An example that came up here was a startup that had an account "ticking along" with a handful of dev stuff, went "live" with a big launch, and so almost all of their servers was loaded to nearly 100% capacity thanks to efficient containerisation and auto-scale.

Good job devs... except that looks identical to a hacked account that has suddenly started to mine crypto on every machine.

Axed.

[1] It's even more complex than you think. Employees can and have been bribed to let the scammers through! The employees themselves might be mining crypto. The scammers can trick them, lie, beg, or just figure out the system from repeat conversations. The only recourse is to take the human out of the loop entirely, nothing else works for them. If you get to be the 0.01%, you generally have no recourse.

Customer service representation is one of the biggest expenses these companies have. That’s why they go to great lengths to make sure you can’t contact them and why they just close your account with no recourse as soon as you start causing trouble.

When my account started spending 300-400 USD monthly, I was contacted by an account manager, who was at my office for a meeting two weeks later.

It doesn't matter. Google operates at scale. As long as they save more money by not bothering to handle such incidents better, they will see it as a perfectly good business policy.

Incidents like this turn customers off for life.

Small customers are completely interchangeable for larger service providers. You can easily get new customers by throwing around some free credits to college kids and posting a few tech ads masqueraded as tutorials.

If you have a spend of over $2500/mo you can apply for invoiced billing directly from Google or if you have less than that you can contact a GCP reseller partner to get invoiced by them.

Some GCP reseller partners also have a close relationship with Google and the contacts that come with that relationship.

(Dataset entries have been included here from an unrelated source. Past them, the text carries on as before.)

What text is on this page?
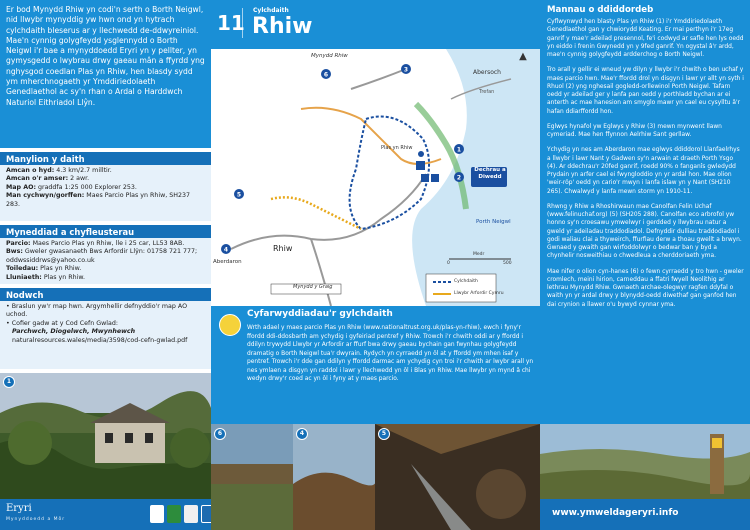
Er bod Mynydd Rhiw yn codi'n serth o Borth Neigwl, nid llwybr mynyddig yw hwn ond yn hytrach cylchdaith bleserus ar y llechwedd de-ddwyreiniol. Mae'n cynnig golygfeydd ysglennydd o Borth Neigwl i'r bae a mynyddoedd Eryri yn y pellter, yn gymysgedd o lwybrau drwy gaeau mân a ffyrdd yng nghysgod coedlan Plas yn Rhiw, hen blasdy sydd ym mherchnogaeth yr Ymddiriedolaeth Genedlaethol ac sy'n rhan o Ardal o Harddwch Naturiol Eithriadol Llŷn.
Manylion y daith

Amcan o hyd: 4.3 km/2.7 milltir.

Amcan o'r amser: 2 awr.

Map AO: graddfa 1:25 000 Explorer 253.

Man cychwyn/gorffen: Maes Parcio Plas yn Rhiw, SH237 283.

Myneddiad a chyfleusterau

Parcio: Maes Parcio Plas yn Rhiw, lle i 25 car, LL53 8AB.

Bws: Gweler gwasanaeth Bws Arfordir Llŷn: 01758 721 777; oddwssiddrws@yahoo.co.uk

Toiledau: Plas yn Rhiw.

Lluniaeth: Plas yn Rhiw.

Nodwch

• Braslun yw'r map hwn. Argymhellir defnyddio'r map AO uchod.

• Cofier gadw at y Cod Cefn Gwlad:

Parchwch, Diogelwch, Mwynhewch

naturalresources.wales/media/3598/cod-cefn-gwlad.pdf

1
Eryri
Mynyddoedd a Môr
11
Cylchdaith
Rhiw
6
3
1
2
5
4
Mynydd Rhiw
Abersoch
Trefan
Plas yn Rhiw
Rhiw
Aberdaron
Mynydd y Graig
Porth Neigwl
Dechrau a Diwedd
Cylchdaith
Llwybr Arfordir Cymru
Medr
0	500
▲
Cyfarwyddiadau'r gylchdaith
Wrth adael y maes parcio Plas yn Rhiw (www.nationaltrust.org.uk/plas-yn-rhiw), ewch i fyny'r ffordd ddi-ddosbarth am ychydig i gyfeiriad pentref y Rhiw. Trowch i'r chwith oddi ar y ffordd i ddilyn trywydd Llwybr yr Arfordir ar ffurf bwa drwy gaeau bychain gan fwynhau golygfeydd dramatig o Borth Neigwl tua'r dwyrain. Rydych yn cyrraedd yn ôl at y ffordd ym mhen isaf y pentref. Trowch i'r dde gan ddilyn y ffordd darmac am ychydig cyn troi i'r chwith ar lwybr arall yn nes ymlaen a disgyn yn raddol i lawr y llechwedd yn ôl i Blas yn Rhiw. Mae llwybr yn mynd â chi wedyn drwy'r coed ac yn ôl i fyny at y maes parcio.
6	4	5
Mannau o ddiddordeb

Cyflwynwyd hen blasty Plas yn Rhiw (1) i'r Ymddiriedolaeth Genedlaethol gan y chwiorydd Keating. Er mai perthyn i'r 17eg ganrif y mae'r adeilad presennol, fe'i codwyd ar safle hen lys oedd yn eiddo i frenin Gwynedd yn y 9fed ganrif. Yn ogystal â'r ardd, mae'n cynnig golygfeydd ardderchog o Borth Neigwl.

Tro arall y gellir ei wneud yw dilyn y llwybr i'r chwith o ben uchaf y maes parcio hwn. Mae'r ffordd drol yn disgyn i lawr yr allt yn syth i Rhuol (2) yng nghesail gogledd-orllewinol Porth Neigwl. Tafarn oedd yr adeilad ger y lanfa pan oedd y porthladd bychan ar ei anterth ac mae hanesion am smyglo mawr yn cael eu cysylltu â'r hafan ddiarffordd hon.

Eglwys hynafol yw Eglwys y Rhiw (3) mewn mynwent llawn cymeriad. Mae hen ffynnon Aelrhiw Sant gerllaw.

Ychydig yn nes am Aberdaron mae eglwys ddiddorol Llanfaelrhys a llwybr i lawr Nant y Gadwen sy'n arwain at draeth Porth Ysgo (4). Ar ddechrau'r 20fed ganrif, roedd 90% o fanganîs gwledydd Prydain yn arfer cael ei fwyngloddio yn yr ardal hon. Mae olion 'weir-röp' oedd yn cario'r mwyn i lanfa islaw yn y Nant (SH210 265). Chwalwyd y lanfa mewn storm yn 1910-11.

Rhwng y Rhiw a Rhoshirwaun mae Canolfan Felin Uchaf (www.felinuchaf.org) (5) (SH205 288). Canolfan eco arbrofol yw honno sy'n croesawu ymwelwyr i gerdded y llwybrau natur a gweld yr adeiladau traddodiadol. Defnyddir dulliau traddodiadol i godi waliau clai a thyweirch, ffurfiau derw a thoau gwellt a brwyn. Gwnaed y gwaith gan wirfoddolwyr o bedwar ban y byd a chynhelir nosweithiau o chwedleua a cherddoriaeth yma.

Mae nifer o olion cyn-hanes (6) o fewn cyrraedd y tro hwn - gweler cromlech, meini hirion, carneddau a ffatri fwyell Neolithig ar lethrau Mynydd Rhiw. Gwnaeth archae-olegwyr ragfen ddyfal o waith yn yr ardal drwy y blynydd-oedd diwethaf gan ganfod hen dai crynion a llawer o'u bywyd cynnar yma.

www.ymweldageryri.info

Why should a business relationship with Google (or any other cloud service) be any different? I don't use GCP but if I was going to start, I would ensure that I have a person to call or its a non-starter.

Depends on the size of the account surely? Maybe there's some support person to talk to, but there's plenty of services I subscribe to fo $10-100/month and I dont have an account manager for any of them.

Google however is infamous for not providing support at all on all their services, even if your complete digital identity got killed off because some AI can't recognize that the "CSAM" you sent was in fact communication with your child's doctor [1].

[1] https://www.heise.de/news/Nacktscanner-Unbedachte-Fotos-vom-...

Because google choose to make this as difficult as possible. A couple of years ago I worked on a third party IAAS database cloud product (think Atlas or Elastic Cloud, but for a different database), and while Azure had the worst tech overall, Google were ultimately the hardest to deal with by a VERY long way because they don’t acknowledge the existence of people as anything other than ad targets.